# Light of 600-nm wavelength interferes constructively when reflected from a soap bubble having...

## Question:

Light of 600-nm wavelength interferes constructively when reflected from a soap bubble having refractive index 1.33. Determine the two lowest possible thicknesses of the soap bubble.

## Light Interference:

Interference is defined as the phenomenon waves of the same frequency superimpose.
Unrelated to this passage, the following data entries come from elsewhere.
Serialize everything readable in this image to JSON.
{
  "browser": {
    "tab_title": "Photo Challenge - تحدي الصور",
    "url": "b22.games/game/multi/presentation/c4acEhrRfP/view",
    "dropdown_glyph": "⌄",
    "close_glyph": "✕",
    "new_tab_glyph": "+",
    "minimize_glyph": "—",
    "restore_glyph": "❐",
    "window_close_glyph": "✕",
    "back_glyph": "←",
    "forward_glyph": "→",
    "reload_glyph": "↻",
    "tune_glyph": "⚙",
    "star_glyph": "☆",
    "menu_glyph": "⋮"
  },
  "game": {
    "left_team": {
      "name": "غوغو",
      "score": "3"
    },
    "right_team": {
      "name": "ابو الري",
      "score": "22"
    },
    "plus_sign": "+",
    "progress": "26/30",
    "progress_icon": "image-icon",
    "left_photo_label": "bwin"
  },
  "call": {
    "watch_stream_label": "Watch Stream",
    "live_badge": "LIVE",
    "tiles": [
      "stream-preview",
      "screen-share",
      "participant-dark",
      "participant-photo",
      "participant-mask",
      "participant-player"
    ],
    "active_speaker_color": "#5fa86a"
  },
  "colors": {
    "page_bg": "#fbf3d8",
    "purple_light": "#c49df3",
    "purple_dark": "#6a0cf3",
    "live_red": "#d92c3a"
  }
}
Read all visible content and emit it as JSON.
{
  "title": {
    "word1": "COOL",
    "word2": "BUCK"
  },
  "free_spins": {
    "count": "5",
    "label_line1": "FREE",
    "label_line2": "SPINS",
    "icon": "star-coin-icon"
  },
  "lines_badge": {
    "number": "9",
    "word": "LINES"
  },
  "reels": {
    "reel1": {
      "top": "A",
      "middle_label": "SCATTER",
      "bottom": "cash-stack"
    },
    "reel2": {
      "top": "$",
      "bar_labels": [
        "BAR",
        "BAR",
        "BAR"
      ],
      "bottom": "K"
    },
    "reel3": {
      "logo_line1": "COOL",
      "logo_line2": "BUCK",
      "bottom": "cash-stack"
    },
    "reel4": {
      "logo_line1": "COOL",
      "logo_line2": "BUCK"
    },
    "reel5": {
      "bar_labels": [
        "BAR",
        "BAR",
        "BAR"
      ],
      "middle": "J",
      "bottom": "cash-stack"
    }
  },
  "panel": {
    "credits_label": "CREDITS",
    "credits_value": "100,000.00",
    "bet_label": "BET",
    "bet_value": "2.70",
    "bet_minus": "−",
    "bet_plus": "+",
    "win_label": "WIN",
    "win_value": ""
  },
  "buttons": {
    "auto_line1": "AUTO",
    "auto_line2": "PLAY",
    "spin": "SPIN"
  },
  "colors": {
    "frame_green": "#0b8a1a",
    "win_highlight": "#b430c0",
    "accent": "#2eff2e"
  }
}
This is portrayed when light passes through an interface such as a layer of thin films where reflected light rays either constructively interfere or destructively interfere with each other depending on their phase difference.

Here, constructive interference occurs when the following condition is satisfied:

{eq}\displaystyle t = \frac{ \left( m + \frac{1}{2} \right) \lambda}{2n} {/eq}

Here:

• {eq}t {/eq} is the thickness of the soap bubble
• {eq}m {/eq} is the order of reflection
• {eq}\lambda {/eq} is the wavelength of light
• {eq}n {/eq} is the index of refraction of the soap bubble

To determine the two lowest possible thickness of the soap bubble, we then consider solving this equation with {eq}m=0 {/eq} and {eq}m =1 {/eq}.

Hence, the two lowest possible thicknesses would be

{eq}\displaystyle t = \frac{ \left( 0 + \frac{1}{2} \right) 600\ \rm nm}{2(1.33)} \approx 112.8\ \rm nm {/eq}

{eq}\displaystyle t = \frac{ \left( 1 + \frac{1}{2} \right) 600\ \rm nm}{2(1.33)} \approx 338.3\ \rm nm {/eq}